Una vez dentro de la muralla, no tuvimos dificultad alguna en eludir a nuestros amigos de la mañana, y poco después nos encontrábamos en una posada marciana.
En cautiverio
Según he podido observar, las posadas de Barsoom varían poco. No hay en ellas intimidad más que para los matrimonios. Los hombres solos son conducidos a una gran habitación, cuyo suelo es, generalmente, de mármol blanco o de grueso cristal, que se conserva escrupulosamente limpio. Hay allí varias plataformas pequeñas y ligeramente elevadas para colocar las mantas de piel y seda de los huéspedes, y si no las tienen propias, por una pequeña cantidad se las facilita la casa limpias y en buen estado. Una vez que estos objetos han sido colocados en la plataforma, su dueño es considerado como huésped de la casa, y la plataforma le pertenece hasta que se marcha. Nadie toca los objetos de su propiedad, pues en Marte no existen ladrones.
A quien hay que temer es a los asesinos; los hosteleros tienen guardias armados que se pasean día y noche, constantemente, por los dormitorios. El número de los guardias y lo vistoso de sus arreos, generalmente, denotan la calidad e importancia del hotel.
No se sirven en ellos comidas, pero generalmente hay cerca alguna casa de comidas. Salas de baños comunican con los dormitorios, y a todos los huéspedes se les exige que se bañen diariamente o se marchen del hotel.
Generalmente, en el segundo o tercer piso, se encuentra un gran dormitorio para mujeres solas, muy parecido a los de los hombres. Los guardias que guardan a las mujeres permanecen en los corredores mientras que varias esclavas se pasean entre las durmientes, dispuestas a avisar a los guardias si su presencia fuese necesaria.
Me sorprendió ver que todos los guardias, en el hotel donde nos hospedamos, eran hombres rojos, y al interrogarlos me enteré de que eran esclavos comprados por los dueños de los hoteles al Gobierno.
El guardia que estaba junto a mi plataforma había sido comandante de navío de una gran nación marciana; pero el Destino había conducido su navío a través de la barrera de hielo, dentro del radio de poder de la flecha magnética, y llevaba ya muchos tristes años esclavo de los hombres amarillos.

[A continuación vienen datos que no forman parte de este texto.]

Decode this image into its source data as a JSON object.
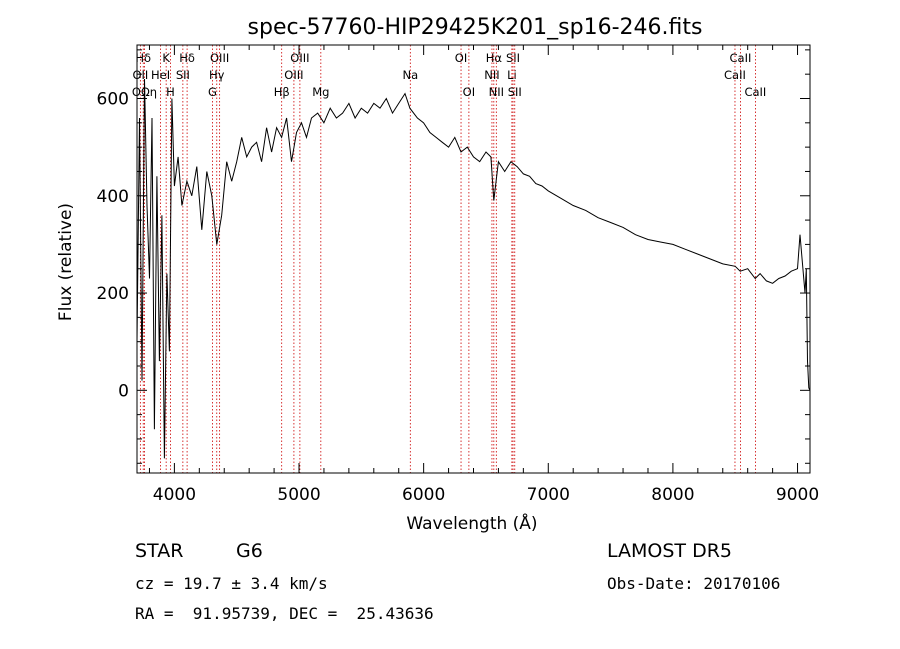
{
  "chart_data": {
    "type": "line",
    "title": "spec-57760-HIP29425K201_sp16-246.fits",
    "xlabel": "Wavelength (Å)",
    "ylabel": "Flux (relative)",
    "xlim": [
      3700,
      9100
    ],
    "ylim": [
      -170,
      710
    ],
    "grid": false,
    "x_ticks": [
      4000,
      5000,
      6000,
      7000,
      8000,
      9000
    ],
    "y_ticks": [
      0,
      200,
      400,
      600
    ],
    "series": [
      {
        "color": "#000000",
        "x": [
          3700,
          3720,
          3740,
          3760,
          3780,
          3800,
          3820,
          3840,
          3860,
          3880,
          3900,
          3920,
          3940,
          3960,
          3980,
          4000,
          4030,
          4060,
          4100,
          4140,
          4180,
          4220,
          4260,
          4300,
          4340,
          4380,
          4420,
          4460,
          4500,
          4540,
          4580,
          4620,
          4660,
          4700,
          4740,
          4780,
          4820,
          4860,
          4900,
          4940,
          4980,
          5020,
          5060,
          5100,
          5150,
          5200,
          5250,
          5300,
          5350,
          5400,
          5450,
          5500,
          5550,
          5600,
          5650,
          5700,
          5750,
          5800,
          5850,
          5890,
          5950,
          6000,
          6050,
          6100,
          6150,
          6200,
          6250,
          6300,
          6350,
          6400,
          6450,
          6500,
          6540,
          6563,
          6600,
          6650,
          6700,
          6750,
          6800,
          6850,
          6900,
          6950,
          7000,
          7100,
          7200,
          7300,
          7400,
          7500,
          7600,
          7700,
          7800,
          7900,
          8000,
          8100,
          8200,
          8300,
          8400,
          8500,
          8540,
          8600,
          8660,
          8700,
          8750,
          8800,
          8850,
          8900,
          8950,
          9000,
          9020,
          9040,
          9060,
          9070,
          9080,
          9090,
          9100
        ],
        "values": [
          100,
          560,
          20,
          640,
          380,
          230,
          560,
          -80,
          440,
          60,
          360,
          -140,
          240,
          80,
          600,
          420,
          480,
          380,
          430,
          400,
          460,
          330,
          450,
          400,
          300,
          360,
          470,
          430,
          470,
          520,
          480,
          500,
          510,
          470,
          540,
          490,
          540,
          520,
          560,
          470,
          530,
          550,
          520,
          560,
          570,
          550,
          580,
          560,
          570,
          590,
          560,
          580,
          570,
          590,
          580,
          600,
          570,
          590,
          610,
          580,
          560,
          550,
          530,
          520,
          510,
          500,
          520,
          490,
          500,
          480,
          470,
          490,
          480,
          390,
          470,
          450,
          470,
          460,
          445,
          440,
          425,
          420,
          410,
          395,
          380,
          370,
          355,
          345,
          335,
          320,
          310,
          305,
          300,
          290,
          280,
          270,
          260,
          255,
          245,
          250,
          230,
          240,
          225,
          220,
          230,
          235,
          245,
          250,
          320,
          260,
          200,
          250,
          60,
          5,
          0
        ]
      }
    ],
    "line_markers": [
      {
        "label": "Hδ",
        "x": 3750,
        "row": 0
      },
      {
        "label": "K",
        "x": 3934,
        "row": 0
      },
      {
        "label": "Hδ",
        "x": 4102,
        "row": 0
      },
      {
        "label": "OIII",
        "x": 4363,
        "row": 0
      },
      {
        "label": "OIII",
        "x": 5007,
        "row": 0
      },
      {
        "label": "OI",
        "x": 6300,
        "row": 0
      },
      {
        "label": "Hα",
        "x": 6563,
        "row": 0
      },
      {
        "label": "SII",
        "x": 6717,
        "row": 0
      },
      {
        "label": "CaII",
        "x": 8542,
        "row": 0
      },
      {
        "label": "OII",
        "x": 3727,
        "row": 1
      },
      {
        "label": "HeI",
        "x": 3889,
        "row": 1
      },
      {
        "label": "SII",
        "x": 4068,
        "row": 1
      },
      {
        "label": "Hγ",
        "x": 4340,
        "row": 1
      },
      {
        "label": "OIII",
        "x": 4959,
        "row": 1
      },
      {
        "label": "Na",
        "x": 5893,
        "row": 1
      },
      {
        "label": "NII",
        "x": 6548,
        "row": 1
      },
      {
        "label": "Li",
        "x": 6708,
        "row": 1
      },
      {
        "label": "CaII",
        "x": 8498,
        "row": 1
      },
      {
        "label": "OΩη",
        "x": 3760,
        "row": 2
      },
      {
        "label": "H",
        "x": 3968,
        "row": 2
      },
      {
        "label": "G",
        "x": 4305,
        "row": 2
      },
      {
        "label": "Hβ",
        "x": 4861,
        "row": 2
      },
      {
        "label": "Mg",
        "x": 5175,
        "row": 2
      },
      {
        "label": "OI",
        "x": 6363,
        "row": 2
      },
      {
        "label": "NII",
        "x": 6583,
        "row": 2
      },
      {
        "label": "SII",
        "x": 6731,
        "row": 2
      },
      {
        "label": "CaII",
        "x": 8662,
        "row": 2
      }
    ]
  },
  "info": {
    "object_class": "STAR",
    "subclass": "G6",
    "survey": "LAMOST DR5",
    "cz": "cz = 19.7 ± 3.4 km/s",
    "obs_date": "Obs-Date: 20170106",
    "coords": "RA =  91.95739, DEC =  25.43636"
  }
}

Me dijo que príncipes, jeds y hasta jeddaks del mundo exterior, eran servidores de la raza amarilla; pero cuando le pregunté si había oído hablar de Mors Kajak o Tardos Mors, movió la cabeza diciendo que nunca había oído que estuviesen presos allí, aunque conocía bien su fama en el mundo exterior.
Tampoco había oído nada de la llegada del padre de los Therns y del dátor negro del Primer Nacido; pero se apresuró a explicarme que sabía poco de lo que ocurría dentro de palacio. Yo comprendía que le extrañaba mucho que un hombre amarillo preguntase tantas cosas acerca de ciertos prisioneros rojos de fuera de la barrera de hielo, y que al mismo tiempo ignorase las costumbres y condiciones de su propia raza. En efecto: había olvidado por completo mi disfraz al ver un hombre rojo paseándose ante mí; pero la creciente expresión de sorpresa de su rostro me advirtió a tiempo, porque no era mi intención revelar mi identidad a nadie, a no ser que algún bien pudiera provenir de ello, y no veía cómo aquel infeliz pudiera servirme de algo todavía, aunque preveía que más tarde, con el tiempo, podría servirle yo a él y a todos los demás prisioneros que obedecen a sus severos amos en Kadabra.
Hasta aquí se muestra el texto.